É claro que existiam outros fatores além dos psicológicos. O principal deles era a transformação produzida pelo Espírito naquelas novas criaturas, trazendo pureza para o convívio do grupo. Ás vezes temos a impressão de que não existia pecado por lá, mas isso não é verdade. Embora servos de Cristo, eles continuavam sendo pecadores, porém, salvos pela graça.

Barnabé foi o grande expoente desse grupo inicial de cristãos. Voluntarioso, piedoso e guerreiro. Manteve o foco em Cristo. Correu com perseverança a corrida até a pátria celestial e não tirou os olhos de Jesus, autor e consumador da fé.

O que podemos aprender com tudo isso?  

Fica evidente que nos primeiros anos de cristianismo, a igreja avançou baseada na voluntariedade e simplicidade daqueles cristãos. Eles não tinham noção de onde poderiam chegar, não disputavam por poder ou reconhecimento na sociedade e insistiam num estilo de vida amoroso e altruísta, onde o coletivo era superior ao individual, porém as virtudes individuais eram extremamente valorizadas e aproveitadas em prol do reino.

Ao se tornarem pobres de espírito, abrindo mão do governo de suas vidas para viverem integralmente a vontade de Deus esses cristãos mudaram o império romano e o mundo ocidental.

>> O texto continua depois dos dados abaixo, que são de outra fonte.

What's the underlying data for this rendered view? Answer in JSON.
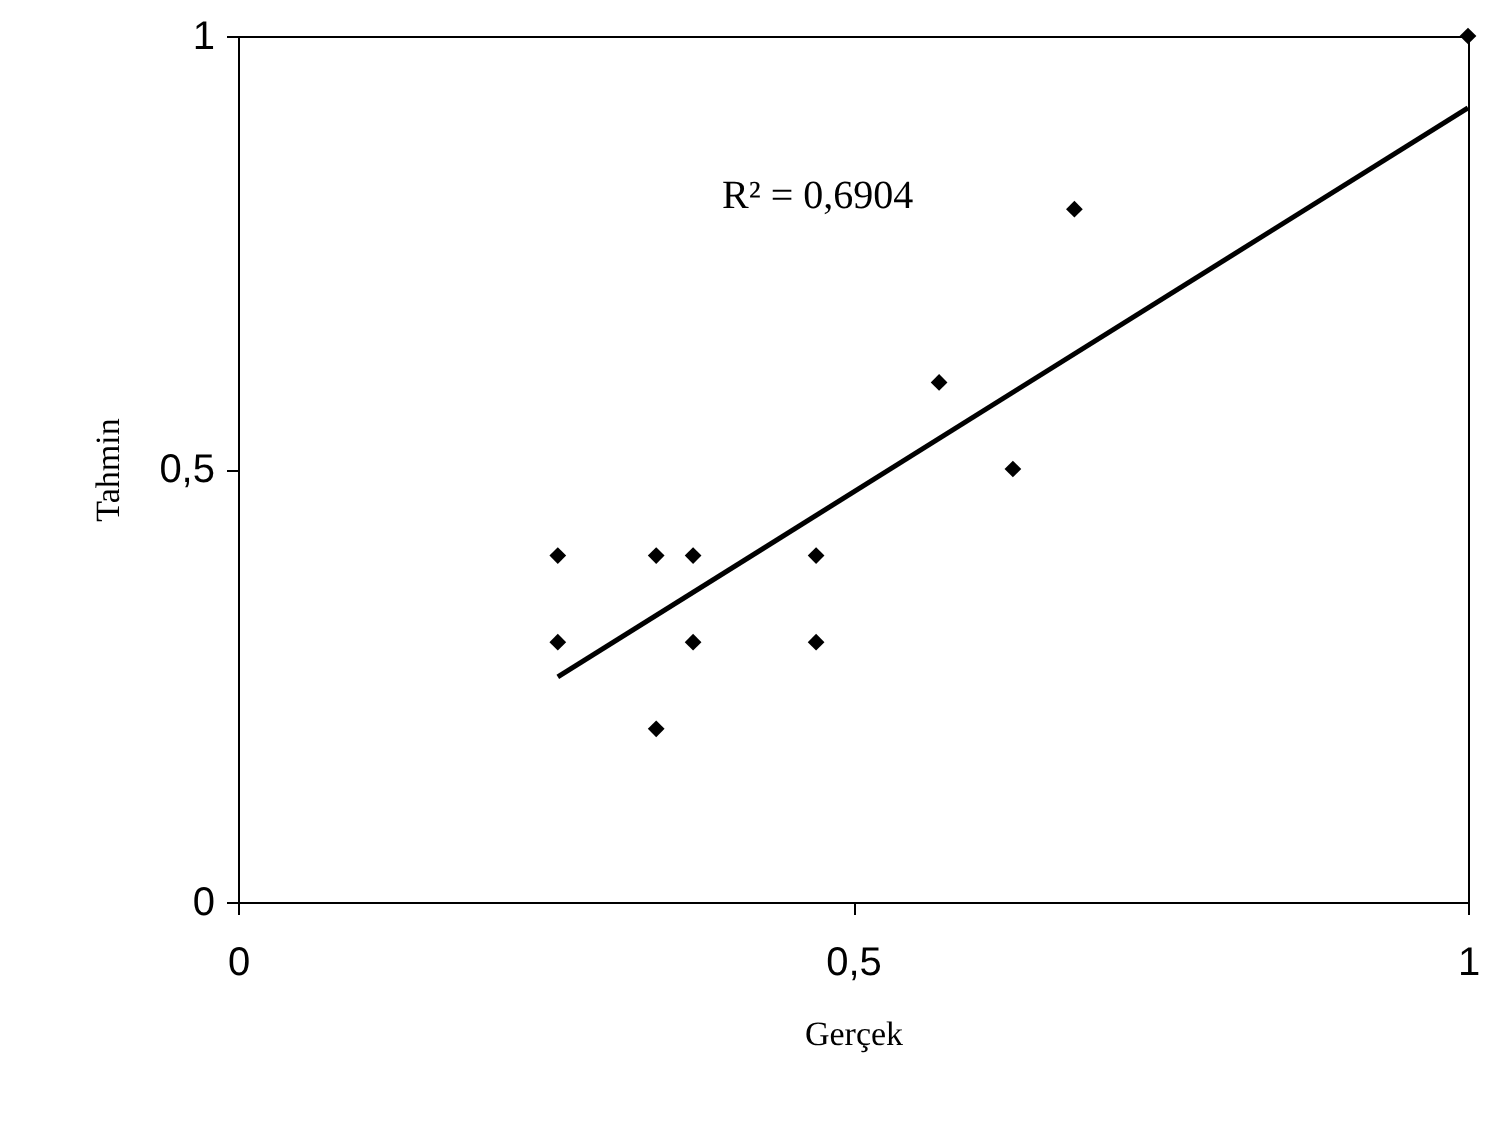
{
  "chart_data": {
    "type": "scatter",
    "xlabel": "Gerçek",
    "ylabel": "Tahmin",
    "x": [
      0.26,
      0.26,
      0.34,
      0.34,
      0.37,
      0.37,
      0.47,
      0.47,
      0.57,
      0.63,
      0.68,
      1.0
    ],
    "series": [
      {
        "color": "#000000",
        "marker": "diamond",
        "values": [
          0.4,
          0.3,
          0.4,
          0.2,
          0.4,
          0.3,
          0.4,
          0.3,
          0.6,
          0.5,
          0.8,
          1.0
        ]
      },
      {
        "type": "line",
        "color": "#000000",
        "line_style": "solid",
        "x": [
          0.26,
          1.0
        ],
        "values": [
          0.26,
          0.917
        ]
      }
    ],
    "annotations": [
      "R² = 0,6904"
    ],
    "xlim": [
      0,
      1
    ],
    "ylim": [
      0,
      1
    ],
    "xticks": [
      0,
      {
        "value": 0.5,
        "label": "0,5"
      },
      1
    ],
    "yticks": [
      0,
      {
        "value": 0.5,
        "label": "0,5"
      },
      1
    ]
  }
}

Alguns casaram-se para ajustarem-se ao plano divino de família, outros ficaram solteiros para dedicarem-se mais ao reino. Quem roubava passou a trabalhar, os mentirosos tornaram-se verdadeiros. Os egoístas passaram a viver em grupo. Quem tinha mais doava, quem tinha menos  esforçava-se para repartir. A tristeza deu lugar à alegria e as dúvidas deram lugar às certezas das promessas divinas.   

Apesar de todo o destaque dado por Lucas, parece-nos que Barnabé em nenhum momento buscou fama ou liderança, algo tão comum nos dias de hoje.

Ele ficou conhecido por suas principais virtudes: “…Ele era um homem bom, cheio do Espírito Santo e de fé…” Atos 11:24. Era conhecido também por ‘consolador”. Dá para imaginar o quanto ele era amoroso e paciente?

Talvez precisemos mais desse tipo de pessoa hoje em dia. Gente disposta a consolar, ao invés de julgar e jogar pedras. Gente amorosa ao invés de carrancuda. Gente que transmite alegria ao invés de desânimo. Gente generosa que dá ao invés de cobrar. Gente cheia de fé, que inspira outros a não desanimar na caminhada.

Nossas igrejas estão lotadas de pessoas que sofrem, solitárias, desanimadas, mal amadas, traumatizadas com o falso evangelho, falsos líderes e falsa comunhão. Irmãos necessitando de alguém que lhes empreste os ouvidos, que lhes cedam tempo de qualidade, que chorem junto, alegrem-se juntos, sofram junto e sejam vitoriosos juntos.   

Quem sabe, Deus nos chamou para sermos os novos Barnabés desse tempo? “O tempora, o mores!”

Pense nisso!

Até a próxima!!!

Deus o abençoe!!!

                                                                                                              

Notas

1. J. Williams, David. Atos, Novo Comentário Bíblico Contemporâneo. São Paulo: Editora Vida, 1985.

2. H. Gundry Robert. Panorama do Novo Testamento. São Paulo: Edições Vida Nova, 1978.

3. Craig S. Keener. Comentário Bíblico Atos, Novo Testamento. São Paulo: Editora Atos, 2004.